35      Eu égard à l’ensemble des considérations qui précèdent, il y a lieu de répondre à la question posée que l’article 19, paragraphe 2, premier alinéa, du règlement no 561/2006 doit être interprété en ce sens qu’il habilite directement les autorités compétentes d’un État membre à infliger une sanction à une entreprise ou à un dirigeant de celle-ci pour une infraction audit règlement constatée sur son territoire et n’ayant pas déjà donné lieu à sanction, même si cette infraction a été commise sur le territoire d’un autre État membre, dans lequel cette entreprise a son siège.

 Sur les dépens

36      La procédure revêtant, à l’égard des parties au principal, le caractère d’un incident soulevé devant la juridiction de renvoi, il appartient à celle-ci de statuer sur les dépens.

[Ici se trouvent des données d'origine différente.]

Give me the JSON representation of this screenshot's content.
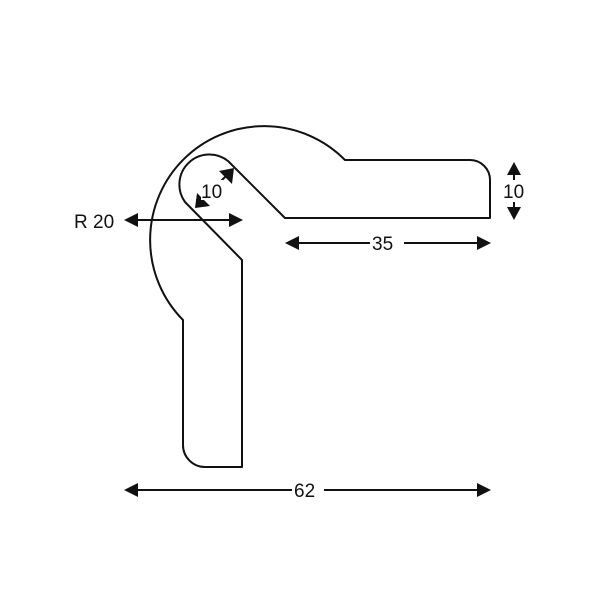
{
  "diagram": {
    "colors": {
      "line": "#111111",
      "background": "#ffffff"
    },
    "dimensions": {
      "radius_label": "R 20",
      "slot_width_label": "10",
      "flange_length_label": "35",
      "flange_thickness_label": "10",
      "overall_width_label": "62"
    }
  }
}
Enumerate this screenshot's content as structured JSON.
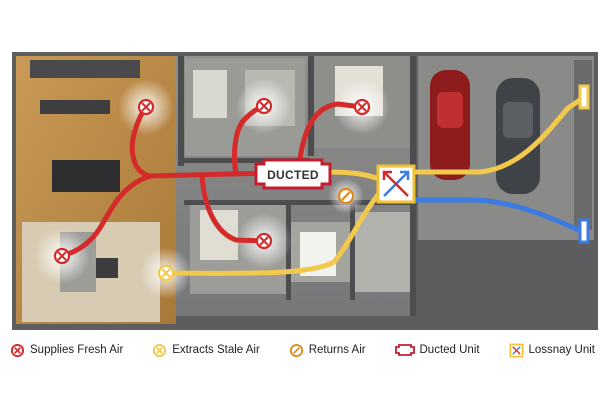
{
  "diagram": {
    "ducted_unit_label": "DUCTED",
    "colors": {
      "fresh_air": "#d42a2a",
      "stale_air": "#f2c94c",
      "return_air": "#e08a1e",
      "ducted_unit": "#c41e2e",
      "lossnay_unit": "#f2c230",
      "outside_air": "#3c7be0"
    },
    "elements": {
      "fresh_air_outlets": 5,
      "stale_air_extracts": 1,
      "return_air_grilles": 1
    }
  },
  "legend": {
    "items": [
      {
        "label": "Supplies Fresh Air",
        "icon": "fresh-air-icon"
      },
      {
        "label": "Extracts Stale Air",
        "icon": "stale-air-icon"
      },
      {
        "label": "Returns Air",
        "icon": "return-air-icon"
      },
      {
        "label": "Ducted Unit",
        "icon": "ducted-unit-icon"
      },
      {
        "label": "Lossnay Unit",
        "icon": "lossnay-unit-icon"
      }
    ]
  }
}
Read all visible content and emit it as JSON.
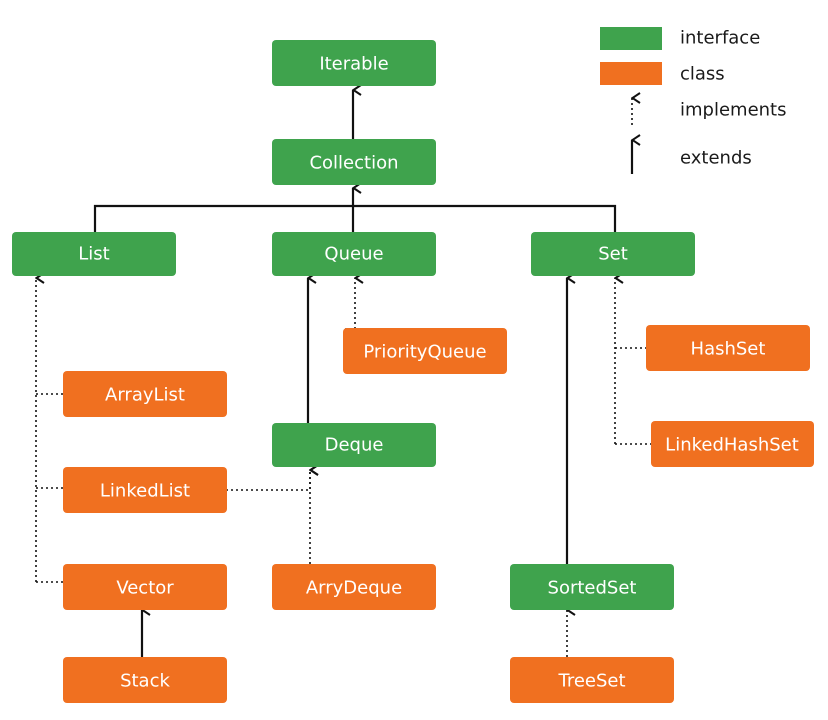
{
  "colors": {
    "interface": "#3fa34d",
    "class": "#f07020",
    "line": "#111111"
  },
  "legend": {
    "interface": "interface",
    "class": "class",
    "implements": "implements",
    "extends": "extends"
  },
  "nodes": {
    "iterable": {
      "label": "Iterable",
      "kind": "interface"
    },
    "collection": {
      "label": "Collection",
      "kind": "interface"
    },
    "list": {
      "label": "List",
      "kind": "interface"
    },
    "queue": {
      "label": "Queue",
      "kind": "interface"
    },
    "set": {
      "label": "Set",
      "kind": "interface"
    },
    "priorityqueue": {
      "label": "PriorityQueue",
      "kind": "class"
    },
    "hashset": {
      "label": "HashSet",
      "kind": "class"
    },
    "arraylist": {
      "label": "ArrayList",
      "kind": "class"
    },
    "deque": {
      "label": "Deque",
      "kind": "interface"
    },
    "linkedhashset": {
      "label": "LinkedHashSet",
      "kind": "class"
    },
    "linkedlist": {
      "label": "LinkedList",
      "kind": "class"
    },
    "vector": {
      "label": "Vector",
      "kind": "class"
    },
    "arrydeque": {
      "label": "ArryDeque",
      "kind": "class"
    },
    "sortedset": {
      "label": "SortedSet",
      "kind": "interface"
    },
    "stack": {
      "label": "Stack",
      "kind": "class"
    },
    "treeset": {
      "label": "TreeSet",
      "kind": "class"
    }
  },
  "relations": [
    {
      "from": "collection",
      "to": "iterable",
      "type": "extends"
    },
    {
      "from": "list",
      "to": "collection",
      "type": "extends"
    },
    {
      "from": "queue",
      "to": "collection",
      "type": "extends"
    },
    {
      "from": "set",
      "to": "collection",
      "type": "extends"
    },
    {
      "from": "priorityqueue",
      "to": "queue",
      "type": "implements"
    },
    {
      "from": "deque",
      "to": "queue",
      "type": "extends"
    },
    {
      "from": "arraylist",
      "to": "list",
      "type": "implements"
    },
    {
      "from": "linkedlist",
      "to": "list",
      "type": "implements"
    },
    {
      "from": "vector",
      "to": "list",
      "type": "implements"
    },
    {
      "from": "linkedlist",
      "to": "deque",
      "type": "implements"
    },
    {
      "from": "arrydeque",
      "to": "deque",
      "type": "implements"
    },
    {
      "from": "stack",
      "to": "vector",
      "type": "extends"
    },
    {
      "from": "hashset",
      "to": "set",
      "type": "implements"
    },
    {
      "from": "linkedhashset",
      "to": "set",
      "type": "implements"
    },
    {
      "from": "sortedset",
      "to": "set",
      "type": "extends"
    },
    {
      "from": "treeset",
      "to": "sortedset",
      "type": "implements"
    }
  ]
}
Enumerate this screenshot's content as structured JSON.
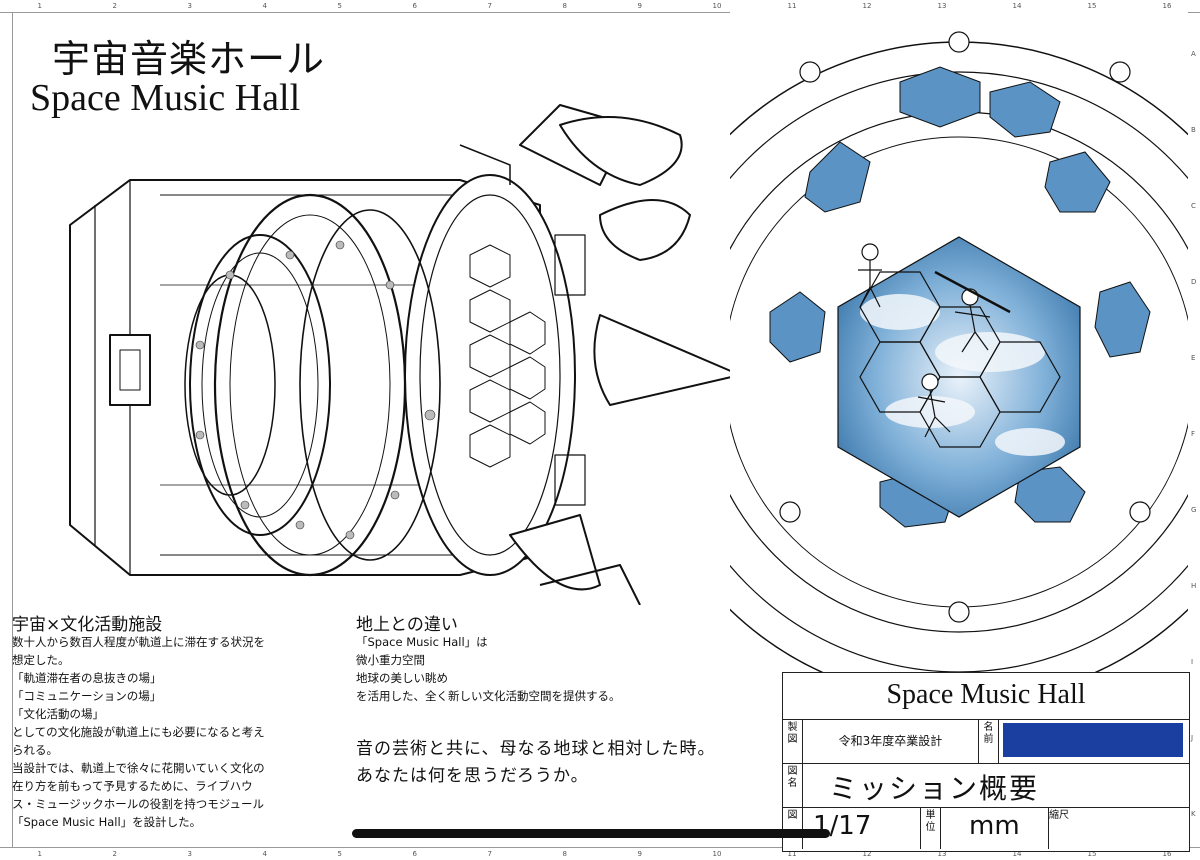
{
  "title": {
    "jp": "宇宙音楽ホール",
    "en": "Space Music Hall"
  },
  "ruler": {
    "top": [
      "1",
      "2",
      "3",
      "4",
      "5",
      "6",
      "7",
      "8",
      "9",
      "10",
      "11",
      "12",
      "13",
      "14",
      "15",
      "16"
    ],
    "right": [
      "A",
      "B",
      "C",
      "D",
      "E",
      "F",
      "G",
      "H",
      "I",
      "J",
      "K"
    ]
  },
  "section1": {
    "heading": "宇宙×文化活動施設",
    "lines": [
      "数十人から数百人程度が軌道上に滞在する状況を",
      "想定した。",
      "「軌道滞在者の息抜きの場」",
      "「コミュニケーションの場」",
      "「文化活動の場」",
      "としての文化施設が軌道上にも必要になると考え",
      "られる。",
      "当設計では、軌道上で徐々に花開いていく文化の",
      "在り方を前もって予見するために、ライブハウ",
      "ス・ミュージックホールの役割を持つモジュール",
      "「Space Music Hall」を設計した。"
    ]
  },
  "section2": {
    "heading": "地上との違い",
    "lines": [
      "「Space Music Hall」は",
      "微小重力空間",
      "地球の美しい眺め",
      "を活用した、全く新しい文化活動空間を提供する。"
    ]
  },
  "poem": [
    "音の芸術と共に、母なる地球と相対した時。",
    "あなたは何を思うだろうか。"
  ],
  "title_block": {
    "project": "Space Music Hall",
    "made_label": "製図",
    "made_value": "令和3年度卒業設計",
    "name_label": "名前",
    "name_color": "#1a3fa0",
    "drawing_label": "図名",
    "drawing_value": "ミッション概要",
    "number_label": "図",
    "number_value": "1/17",
    "unit_label": "単位",
    "unit_value": "mm",
    "scale_label": "縮尺"
  },
  "colors": {
    "line": "#111111",
    "sky": "#4a86b8",
    "cloud": "#e9f1f8",
    "name_box": "#1a3fa0"
  }
}
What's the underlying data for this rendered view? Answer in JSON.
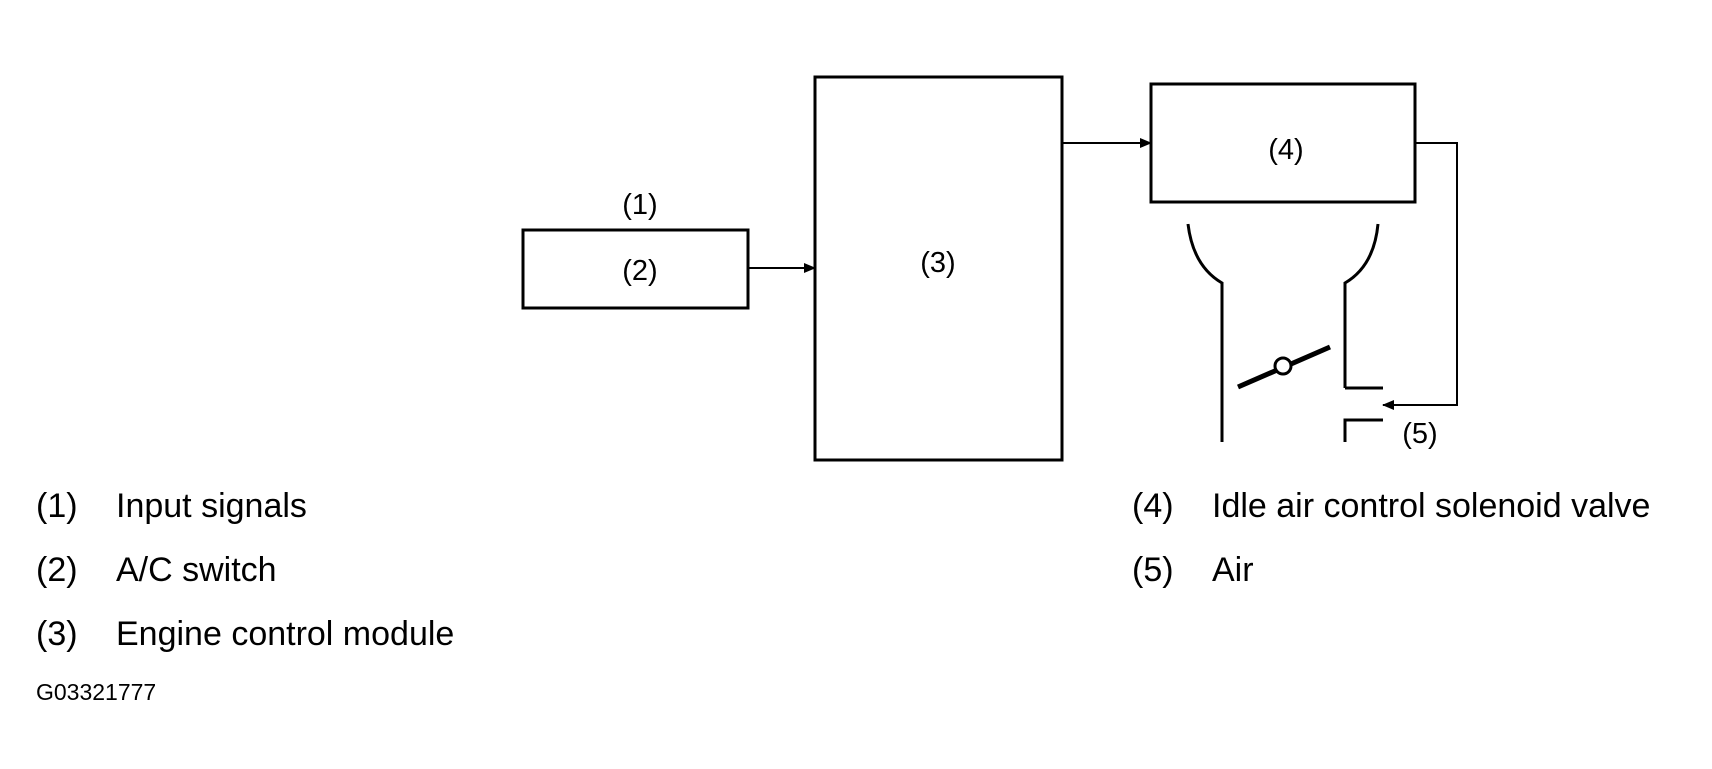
{
  "diagram": {
    "callouts": {
      "input_signals": "(1)",
      "ac_switch": "(2)",
      "ecm": "(3)",
      "iac_valve": "(4)",
      "air": "(5)"
    }
  },
  "legend": [
    {
      "num": "(1)",
      "label": "Input signals"
    },
    {
      "num": "(2)",
      "label": "A/C switch"
    },
    {
      "num": "(3)",
      "label": "Engine control module"
    },
    {
      "num": "(4)",
      "label": "Idle air control solenoid valve"
    },
    {
      "num": "(5)",
      "label": "Air"
    }
  ],
  "figure_id": "G03321777",
  "colors": {
    "line": "#000000",
    "background": "#ffffff"
  }
}
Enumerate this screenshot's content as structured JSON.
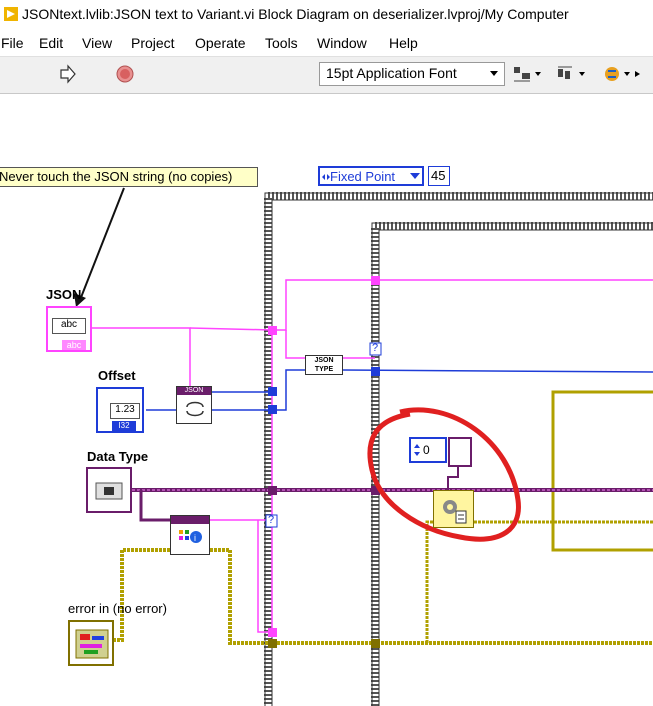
{
  "window": {
    "title": "JSONtext.lvlib:JSON text to Variant.vi Block Diagram on deserializer.lvproj/My Computer",
    "accent": "#f0b400"
  },
  "menu": {
    "items": [
      "File",
      "Edit",
      "View",
      "Project",
      "Operate",
      "Tools",
      "Window",
      "Help"
    ]
  },
  "toolbar": {
    "font_select": "15pt Application Font"
  },
  "diagram": {
    "comment": "Never touch the JSON string (no copies)",
    "fixed_point_label": "Fixed Point",
    "fixed_point_value": "45",
    "labels": {
      "json": "JSON",
      "offset": "Offset",
      "data_type": "Data Type",
      "error_in": "error in (no error)"
    },
    "terminals": {
      "json_abc": "abc",
      "json_abc_sub": "abc",
      "offset_val": "1.23",
      "offset_sub": "I32",
      "json_node_label": "JSON",
      "json_type_label": "JSON\nTYPE",
      "const_zero": "0",
      "question": "?"
    },
    "colors": {
      "string_wire": "#ff44ff",
      "int_wire": "#1e3cd8",
      "variant_wire": "#6a1d6a",
      "error_wire": "#b0a000",
      "loop_border": "#555555",
      "annotation_circle": "#e02020"
    }
  }
}
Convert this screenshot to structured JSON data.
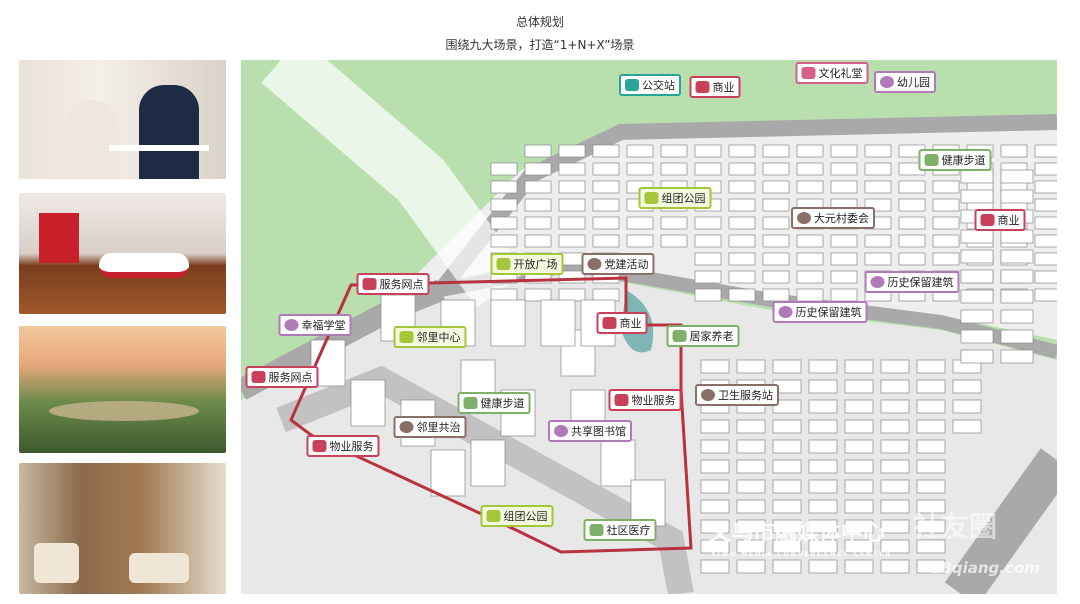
{
  "header": {
    "title": "总体规划",
    "subtitle": "围绕九大场景，打造“1+N+X”场景"
  },
  "photos": [
    {
      "icon": "consultation-photo"
    },
    {
      "icon": "party-hall-photo"
    },
    {
      "icon": "park-photo"
    },
    {
      "icon": "library-photo"
    }
  ],
  "markers": [
    {
      "label": "公交站",
      "type": "teal"
    },
    {
      "label": "商业",
      "type": "red"
    },
    {
      "label": "文化礼堂",
      "type": "pink"
    },
    {
      "label": "幼儿园",
      "type": "purple"
    },
    {
      "label": "健康步道",
      "type": "green"
    },
    {
      "label": "组团公园",
      "type": "lime"
    },
    {
      "label": "大元村委会",
      "type": "brown"
    },
    {
      "label": "商业",
      "type": "red"
    },
    {
      "label": "开放广场",
      "type": "lime"
    },
    {
      "label": "党建活动",
      "type": "brown"
    },
    {
      "label": "历史保留建筑",
      "type": "purple"
    },
    {
      "label": "服务网点",
      "type": "red"
    },
    {
      "label": "幸福学堂",
      "type": "purple"
    },
    {
      "label": "邻里中心",
      "type": "lime"
    },
    {
      "label": "商业",
      "type": "red"
    },
    {
      "label": "居家养老",
      "type": "green"
    },
    {
      "label": "历史保留建筑",
      "type": "purple"
    },
    {
      "label": "服务网点",
      "type": "red"
    },
    {
      "label": "物业服务",
      "type": "red"
    },
    {
      "label": "卫生服务站",
      "type": "brown"
    },
    {
      "label": "健康步道",
      "type": "green"
    },
    {
      "label": "邻里共治",
      "type": "brown"
    },
    {
      "label": "共享图书馆",
      "type": "purple"
    },
    {
      "label": "物业服务",
      "type": "red"
    },
    {
      "label": "组团公园",
      "type": "lime"
    },
    {
      "label": "社区医疗",
      "type": "green"
    }
  ],
  "watermark": {
    "brand": "义乌市融媒体中心",
    "brand_en": "YIWU MEDIA CONVERGENCE CENTER",
    "site": "社友圈",
    "site_url": "18qiang.com"
  },
  "colors": {
    "grass": "#b9dfae",
    "road": "#a9a9a9",
    "boundary": "#b8323f",
    "water": "#7fb5b5"
  }
}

Les frais exposés pour soumettre des observations à la Cour, autres que ceux desdites parties, ne peuvent faire l’objet d’un remboursement.

Par ces motifs, la Cour (septième chambre) dit pour droit :

L’article 19, paragraphe 2, premier alinéa, du règlement (CE) no 561/2006 du Parlement européen et du Conseil, du 15 mars 2006, relatif à l’harmonisation de certaines dispositions de la législation sociale dans le domaine des transports par route, modifiant les règlements (CEE) no 3821/85 et (CE) no 2135/98 du Conseil et abrogeant le règlement (CEE) no 3820/85 du Conseil, doit être interprété en ce sens qu’il habilite directement les autorités compétentes d’un État membre à infliger une sanction à une entreprise ou à un dirigeant de celle-ci pour une infraction audit règlement constatée sur son territoire et n’ayant pas déjà donné lieu à sanction, même si cette infraction a été commise sur le territoire d’un autre État membre, dans lequel cette entreprise a son siège.

Signatures


*      Langue de procédure : l’allemand.